The queries are designed to access active and historical data
stored within the event database 156. The query searches for
specific flags or indicators generated by the enterprise management
system as part of the operational data that is stored in the event
database 156. The results of the query are copied and forwarded to
the log database 144. The log database can also be a first-in
first-out (FIFO) batching mechanism.
[0040] In one embodiment, an event loop collector 140 is an
instance of a class code in the Java programming language, which
may incorporate the use of other classes, that is registered with
the event loop to receive specific events (which are listed in the
registration) from an event loop 160 (e.g., FORMULA sold by Managed
Objects, Inc., of McLean, Va. In another embodiment, an event loop
collector 104 is a dynamically loaded shared library written using
the C programming language, which implements the appropriate API
(e.g., HP OPENVIEW). In another embodiment, an event loop collector
140 includes, in part, a set of rules loaded by an event processor
and runs as part of its event loop (e.g., TIVOLI TEC). The event
loop collector 140 stores the received event data in the log
database 144.
[0041] The log database 144 receives the event specific operational
data from the collector module 132. If the event information
contains state information related to, for example, an application
or hardware component, some of the operational data may be filtered
by the filter module 148. Information will have a state if it
includes information related to a mode or condition of operation
(e.g., bandwidth allocation is "high", "medium", or "low"; or a
given server is "up", "down", or "in maintenance"). If the SQL
search is constructed narrowly, i.e., to retrieve specific
operational data, the filter module may not be needed. The filter
module 148 can filter out the operational data useful for service
level agreement evaluation. Thus, the relevant operational data is
queued in the log database 144 until it is sent to the analyzer
108.
[0042] A send module 152 periodically securely transmits the
operational data to the analyzer 108. In one embodiment, the
operational data is transmitted using a secure protocol such as
Hypertext Transfer Protocol over the Secure Socket Layer (HTTPS),
or by encrypting the data and using a protocol such as Simple Mail
Transfer Protocol (SMTP). In one embodiment, the operational data
is encoded using a user-defined or preexisting XML schema, such as
the Boulder schema used in bioinformatics. In another embodiment,
the operational data is encoded in XML and transmitted over the
HTTP protocol through the use of the SOAP standard protocol for web
services. In another embodiment, the XMP-PRC standard for encoding
and transmitting data over HTTP is used. In one embodiment, the
standard Perl "Data::Dumper" serialization is used, and the
Data::Dumper serialization converts Perl data structures into a
text representation that is suitable for use by the analyzer
108.
[0043] Serialization is the representation of structures resident
in the memory of one computer process such that they can be
transmitted via a network or recorded persistently to a database or
file. Another computer process can then receive or read this
representation into its own memory, so that processing can be
performed. Serialization manages such issues as aliasing,
self-reference, and data format. Data::Dumper and XML both
represent text representations of the data structures, which
simplifies their debugging and enhances portability. This is
especially the case for XML. SOAP, the simple object access
protocol, defines both a XML serialization of data structures; and
an usage of that for remote method calls. Such combinations, when
expressed over the HTTP protocol are web services.

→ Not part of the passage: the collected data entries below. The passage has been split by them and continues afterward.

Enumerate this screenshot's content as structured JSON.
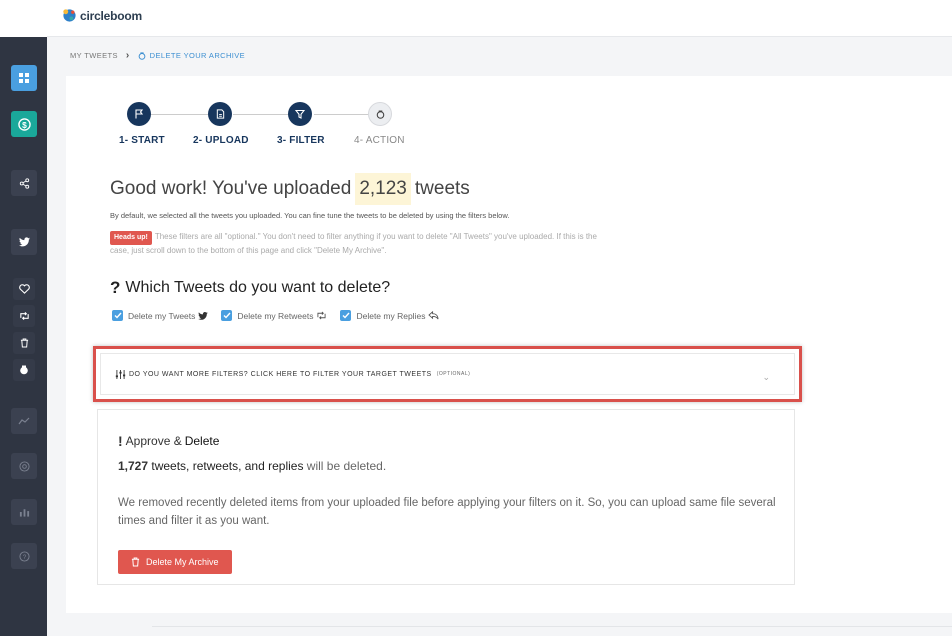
{
  "brand": {
    "name": "circleboom"
  },
  "sidebar": {
    "items": [
      {
        "icon": "dashboard-icon",
        "color": "#4a9fe0"
      },
      {
        "icon": "dollar-icon",
        "color": "#1aa89a"
      },
      {
        "icon": "share-icon"
      },
      {
        "icon": "twitter-icon"
      },
      {
        "icon": "heart-icon"
      },
      {
        "icon": "retweet-icon"
      },
      {
        "icon": "trash-icon"
      },
      {
        "icon": "archive-icon"
      },
      {
        "icon": "analytics-icon"
      },
      {
        "icon": "target-icon"
      },
      {
        "icon": "chart-icon"
      },
      {
        "icon": "help-icon"
      }
    ]
  },
  "breadcrumb": {
    "parent": "MY TWEETS",
    "current": "DELETE YOUR ARCHIVE"
  },
  "steps": [
    {
      "label": "1- START",
      "icon": "flag-icon",
      "active": true
    },
    {
      "label": "2- UPLOAD",
      "icon": "file-icon",
      "active": true
    },
    {
      "label": "3- FILTER",
      "icon": "filter-icon",
      "active": true
    },
    {
      "label": "4- ACTION",
      "icon": "action-icon",
      "active": false
    }
  ],
  "headline": {
    "prefix": "Good work! You've uploaded",
    "count": "2,123",
    "suffix": "tweets"
  },
  "subtext": "By default, we selected all the tweets you uploaded. You can fine tune the tweets to be deleted by using the filters below.",
  "headsup": {
    "badge": "Heads up!",
    "text": "These filters are all \"optional.\" You don't need to filter anything if you want to delete \"All Tweets\" you've uploaded. If this is the case, just scroll down to the bottom of this page and click \"Delete My Archive\"."
  },
  "question": {
    "mark": "?",
    "text": "Which Tweets do you want to delete?"
  },
  "checkboxes": [
    {
      "label": "Delete my Tweets",
      "checked": true,
      "icon": "twitter-icon"
    },
    {
      "label": "Delete my Retweets",
      "checked": true,
      "icon": "retweet-icon"
    },
    {
      "label": "Delete my Replies",
      "checked": true,
      "icon": "reply-icon"
    }
  ],
  "filters": {
    "title": "DO YOU WANT MORE FILTERS? CLICK HERE TO FILTER YOUR TARGET TWEETS",
    "optional": "(OPTIONAL)"
  },
  "approve": {
    "mark": "!",
    "title_a": "Approve &",
    "title_b": "Delete",
    "count": "1,727",
    "types": "tweets, retweets, and replies",
    "rest": "will be deleted.",
    "description": "We removed recently deleted items from your uploaded file before applying your filters on it. So, you can upload same file several times and filter it as you want.",
    "button": "Delete My Archive"
  },
  "colors": {
    "accent": "#4a9fe0",
    "danger": "#e0574f",
    "navy": "#17365d",
    "sidebar": "#2f3542"
  }
}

[0044] In a typical embodiment, the agent 100 is a stand-alone
computer running software that enables the functions described
herein. In one embodiment, each of the collector module 132, log
database 144, filter module 148, and send module 152 are
implemented as software modules running on a standalone,
server-class computer. In some embodiments, multiple computers or
processors are used for performance and scalability.

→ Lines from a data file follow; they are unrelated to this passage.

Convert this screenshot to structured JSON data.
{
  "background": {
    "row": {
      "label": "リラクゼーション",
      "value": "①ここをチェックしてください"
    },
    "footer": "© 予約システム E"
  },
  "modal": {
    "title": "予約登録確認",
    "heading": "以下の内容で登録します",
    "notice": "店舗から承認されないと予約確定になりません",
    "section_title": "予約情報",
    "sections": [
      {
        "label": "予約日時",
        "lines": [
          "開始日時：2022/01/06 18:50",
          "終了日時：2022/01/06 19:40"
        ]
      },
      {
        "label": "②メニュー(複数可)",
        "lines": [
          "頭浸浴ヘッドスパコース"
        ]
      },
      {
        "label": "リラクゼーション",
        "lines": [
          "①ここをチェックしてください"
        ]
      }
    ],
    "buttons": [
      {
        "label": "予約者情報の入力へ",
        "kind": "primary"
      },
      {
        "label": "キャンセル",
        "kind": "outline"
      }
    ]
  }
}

[0045] With reference to FIG. 4, in one embodiment, an analyzer 108
resides at the independent analysis site 112 preferably is
implemented as one or more server-class computers with software
modules each providing the functionality described below. In some
embodiments, one module runs on different computers for performance
and scalability. In one embodiment, the analyzer 108 includes one
or more receivers 164a, 164b, 164c (referred to generally as
receivers 164). The receivers 164 are used to receive data from one
or more agents 100. One analyzer can be used with many agents, so
multiple receivers 164 can be used. Alternatively, only a single
receiver 164 is used, and that receiver 164 receives operational
data from one or more agents 100. In one embodiment, a receiver 164
is embedded in a web server such as APACHE provided by the APACHE
FOUNDATION (http:www.apache.org) for receiving https requests. In
one embodiment, a receiver 164 is embedded in a SMTP server such as
SENDMAIL sold by Sendmail, Inc. of Emeryville, Calif. for receiving
electronic mail messages.
[0046] In operation, the receivers 164 receives the operational
data via the secure transmission from the agent's send modules 152
through the network 116. The received operational data is then
"normalized" such that the resulting records are all in a similar
format that is usable to the quantizer 172. Time normalization of
the operational data is also performed by the receiver 164.

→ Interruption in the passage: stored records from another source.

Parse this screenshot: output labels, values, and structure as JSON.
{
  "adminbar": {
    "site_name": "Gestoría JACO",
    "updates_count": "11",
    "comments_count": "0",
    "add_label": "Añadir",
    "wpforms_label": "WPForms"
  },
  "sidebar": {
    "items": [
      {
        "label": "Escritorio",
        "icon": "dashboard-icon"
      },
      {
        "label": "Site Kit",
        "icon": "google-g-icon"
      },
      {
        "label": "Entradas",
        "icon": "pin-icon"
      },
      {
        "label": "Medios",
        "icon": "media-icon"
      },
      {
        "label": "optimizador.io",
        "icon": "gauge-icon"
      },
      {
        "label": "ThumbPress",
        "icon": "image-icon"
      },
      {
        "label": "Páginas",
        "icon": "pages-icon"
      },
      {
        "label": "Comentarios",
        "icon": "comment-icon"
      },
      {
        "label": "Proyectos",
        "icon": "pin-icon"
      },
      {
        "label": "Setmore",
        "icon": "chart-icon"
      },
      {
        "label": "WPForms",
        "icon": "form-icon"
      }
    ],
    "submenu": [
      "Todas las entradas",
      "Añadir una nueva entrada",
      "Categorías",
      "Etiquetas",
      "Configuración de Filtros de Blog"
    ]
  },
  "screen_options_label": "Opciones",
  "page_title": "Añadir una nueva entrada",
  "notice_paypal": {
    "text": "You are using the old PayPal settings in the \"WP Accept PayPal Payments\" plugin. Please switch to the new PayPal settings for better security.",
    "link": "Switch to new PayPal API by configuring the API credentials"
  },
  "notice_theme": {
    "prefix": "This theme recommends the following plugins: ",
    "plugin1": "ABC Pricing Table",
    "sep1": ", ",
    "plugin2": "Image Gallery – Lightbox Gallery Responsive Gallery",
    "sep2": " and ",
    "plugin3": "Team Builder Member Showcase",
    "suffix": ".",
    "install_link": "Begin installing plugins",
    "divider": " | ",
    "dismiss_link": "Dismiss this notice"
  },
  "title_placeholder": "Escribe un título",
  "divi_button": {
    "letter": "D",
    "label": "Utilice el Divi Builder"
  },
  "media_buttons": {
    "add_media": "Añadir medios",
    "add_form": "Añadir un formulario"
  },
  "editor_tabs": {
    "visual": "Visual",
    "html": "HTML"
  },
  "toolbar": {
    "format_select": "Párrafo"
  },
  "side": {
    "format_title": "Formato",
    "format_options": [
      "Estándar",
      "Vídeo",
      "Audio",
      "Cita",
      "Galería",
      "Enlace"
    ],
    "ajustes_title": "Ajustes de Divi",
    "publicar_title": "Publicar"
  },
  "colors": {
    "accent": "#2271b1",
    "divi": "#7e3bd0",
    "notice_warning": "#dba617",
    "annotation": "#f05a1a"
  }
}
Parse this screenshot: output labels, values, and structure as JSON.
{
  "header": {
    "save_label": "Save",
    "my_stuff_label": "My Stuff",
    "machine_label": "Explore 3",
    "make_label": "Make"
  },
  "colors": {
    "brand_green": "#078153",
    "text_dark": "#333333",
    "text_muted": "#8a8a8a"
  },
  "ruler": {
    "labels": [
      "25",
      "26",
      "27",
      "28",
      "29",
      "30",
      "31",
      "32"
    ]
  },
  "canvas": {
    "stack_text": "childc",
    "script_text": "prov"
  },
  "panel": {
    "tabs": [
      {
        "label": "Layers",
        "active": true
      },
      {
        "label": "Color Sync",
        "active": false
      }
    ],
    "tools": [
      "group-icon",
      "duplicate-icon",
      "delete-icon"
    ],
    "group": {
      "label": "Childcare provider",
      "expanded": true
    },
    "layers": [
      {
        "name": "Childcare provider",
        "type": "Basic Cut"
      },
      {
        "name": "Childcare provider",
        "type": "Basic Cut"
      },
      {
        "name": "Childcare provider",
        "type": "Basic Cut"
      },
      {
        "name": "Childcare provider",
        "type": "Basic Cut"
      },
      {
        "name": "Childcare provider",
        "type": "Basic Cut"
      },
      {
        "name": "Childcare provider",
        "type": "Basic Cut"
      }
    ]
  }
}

Normalization also can include converting operational data received
from different sources, into a single format usable by the
independent analysis site 112 to determine compliance. Various
operational systems differ in their time formatting; for example,
different systems can use different time zones, description of
computer resources, placement of data into fields, or combining the
time with annotations. The normalized data is then forwarded to the
cache 168.
[0047] The cache 168 is a temporary data store which can be
implemented as a database. The cache 168 is used to store the
operational data once received and normalized by the receivers 164,
prior to processing by the quantizer 172. The cache 168 may also be
a batching mechanism.
[0048] The quantizer 172 receives the normalized operational data
from the cache 168. The quantizer 172 performs extract, transform,
and load functionality through the use of rule sets. The quantizer
172 converts the received operational data into "episodes" related
to one or more terms of the service level agreement. An episode is
a period of time in which a term of the SLA is in a consistent
state (e.g., the server named TEST was off-line from 9:00 PM to
10:00 PM on a specific date. More specifically, the normalized
operational data is filtered to contain information related to a
specific episode. This filtered data or episodes are then
aggregated into "facts", which are stored in the form of actual
service level values "ASLv". Actual service level values can be
compared to a specific service level requirement of a service level
agreement. An actual service level value is a value assigned to the
performance of an xSP for the specific service level for the
specific time period, which can also include no service being
provided. A detailed example of the transformation from operational
data into ASLv is provided below.
[0049] The data warehouse 176 stores the facts related to the
specific service level requirements. Customers of the xSP site 104
and the independent analysis site 112 can request a specific report
from report module 180. In response, the report module 180 sends a
request to the data warehouse 176 to obtain the facts, and the data
warehouse 176 gathers and analyzes the data. The report module 180
then reports to the customer. In general, the report contains a
determination of whether or not the xSP is in compliance with one
or more portions of an SLA existing between an xSP and a customer.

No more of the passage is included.